I suppose you could set this all up on a dosing system and code your own program to try to keep the balance of your salinity by your ATO playing catching up and monitoring how much your draining or vice versa with adding freshwater and dosing salt.

Either way it makes my head hurt how much would be involved in doing this do you see people doing this with their reef systems? How do they achieve it.

Even if you could the window for something to go wrong or fail would be catastrophic in more then one way if not caught right when it failed.

Myka
05-16-2013, 02:58 AM
Continuous waterchanges are VERY uneconomical. You wold be better off sticking to a regular waterchange schedule.

Chase31
05-16-2013, 04:18 AM
Continuous waterchanges are VERY uneconomical. You wold be better off sticking to a regular waterchange schedule.

That's what I assumed. And difficult to do maybe I could set up a double dosing pump to pump out say 5g old water and 5 new water once a week, just looking for a way to try to avoid doing large water changes. Already have An auto top off and someone feeding the tank due to my 16 days on 7 days off schedule for work, the more automated the better.

mike31154
05-16-2013, 01:22 PM
Personally I prefer larger water changes on a less frequent basis. I do about 23 gals every 3 weeks on my sumpless 77. Perhaps not as convenient as smaller or automatic changes, but the difference in water quality after the change is immediately apparent. By doing small frequent water changes, I think you end up with more 'old' water in your system long term. I keep track of my water changes on an Excel spreadsheet that I modified from someone else's efforts years ago. It includes a calculation that provides the percentage of old water to new water after each water change. Not sure exactly how the calculation works, my math skills are lacking, but larger water changes are always going to get more 'old' water out of your system than small ones, even if you do frequent small changes. As soon as the new water is mixed in with what remains of the old, your opportunity to further renew with fresh water is pretty much nixed since you will be taking out some of the 'newer' water with 'older' water to make room for the real fresh stuff. Hope that makes sense. Pretty much the reason that small or continuous water changes are not that economical as mentioned by Myka.

Spyd
05-16-2013, 01:58 PM
I have heard of people doing this. Techincally, it can definitely work. 2 dosing pumps is all it would take. 1 drop in, 1 drop out. The problem being that these pumps need to be extremely precise or it will cause too much water or not enough water in your tank. You definitely wouldn't want 1 to fail and 1 to remain on.

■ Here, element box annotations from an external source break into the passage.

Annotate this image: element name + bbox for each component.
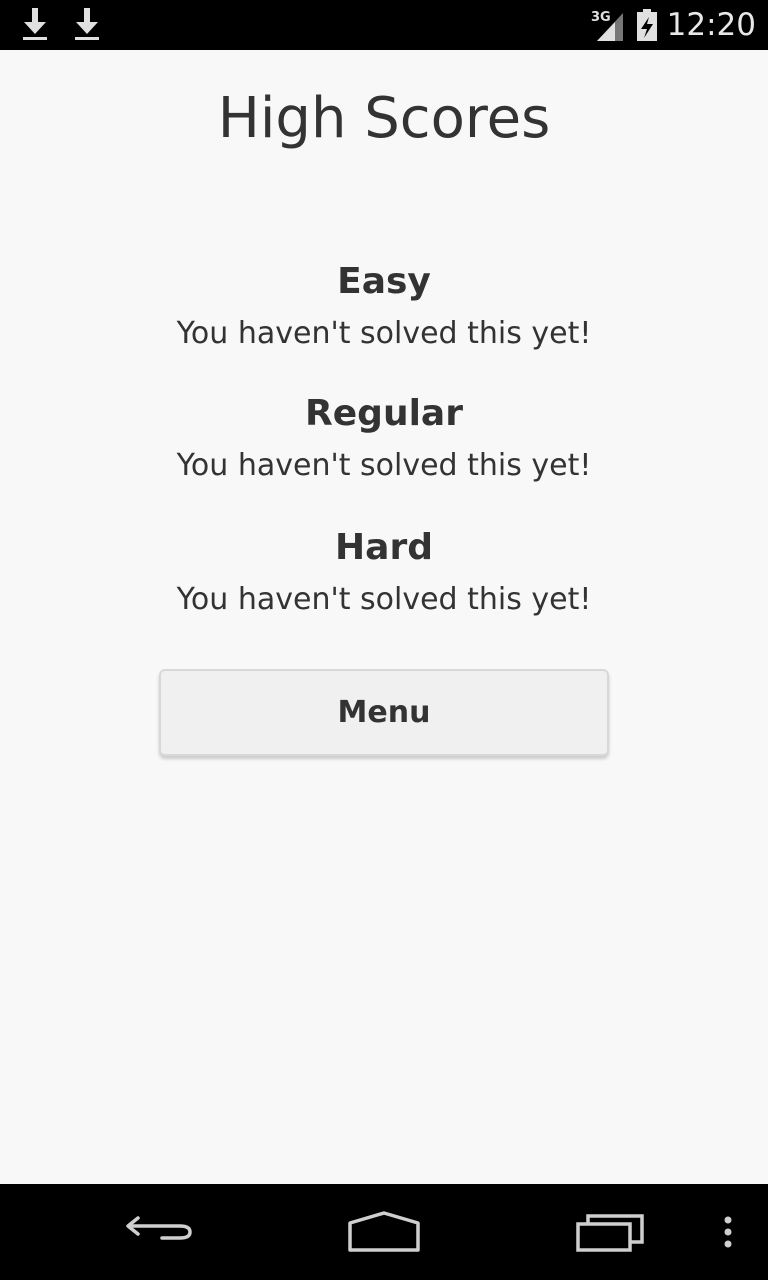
page-title: High Scores [217, 86, 551, 151]
navigation-bar [0, 1184, 768, 1280]
menu-button[interactable]: Menu [159, 669, 609, 756]
signal-icon: 3G [591, 10, 623, 41]
level-name: Regular [305, 393, 463, 434]
high-scores-screen: High Scores Easy You haven't solved this… [0, 50, 768, 1184]
level-status: You haven't solved this yet! [176, 582, 592, 617]
notification-icons [20, 6, 102, 42]
score-entry-easy: Easy You haven't solved this yet! [0, 260, 768, 354]
network-type-label: 3G [591, 10, 611, 25]
system-status: 3G 12:20 [591, 0, 756, 50]
level-status: You haven't solved this yet! [176, 316, 592, 351]
download-icon [23, 8, 47, 40]
score-entry-hard: Hard You haven't solved this yet! [0, 526, 768, 620]
download-icon [75, 8, 99, 40]
home-icon[interactable] [346, 1208, 422, 1256]
battery-icon [636, 9, 657, 41]
recent-apps-icon[interactable] [574, 1208, 648, 1256]
back-icon[interactable] [124, 1208, 196, 1256]
overflow-menu-icon[interactable] [720, 1208, 736, 1256]
status-time: 12:20 [666, 7, 756, 43]
status-bar: 3G 12:20 [0, 0, 768, 50]
score-entry-regular: Regular You haven't solved this yet! [0, 392, 768, 486]
level-name: Hard [335, 527, 433, 568]
level-status: You haven't solved this yet! [176, 448, 592, 483]
level-name: Easy [337, 261, 431, 302]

As for ATO, it will have no effect as your ATO replaces evaporated water. I wonder if you could end up with ALK issues though as a lot of salts have higher ALK amounts. So you would be replacing the current stabilized alk levels with higher alk levels everyday. I don't know if this would even be an issue but something to consider when trying to stabilize your water conditions.

Aquattro
05-16-2013, 02:45 PM
I see no benefit to this at all. More of a PIA if anything. If one pump stops, you get a flood. The other, you lose water that your ATO then replaces with FW. The whole benefit to doing a water change is at best minimized, or completely negated. With a 50g tank, doing a 15g water change once every three weeks is way simpler and better for the tank.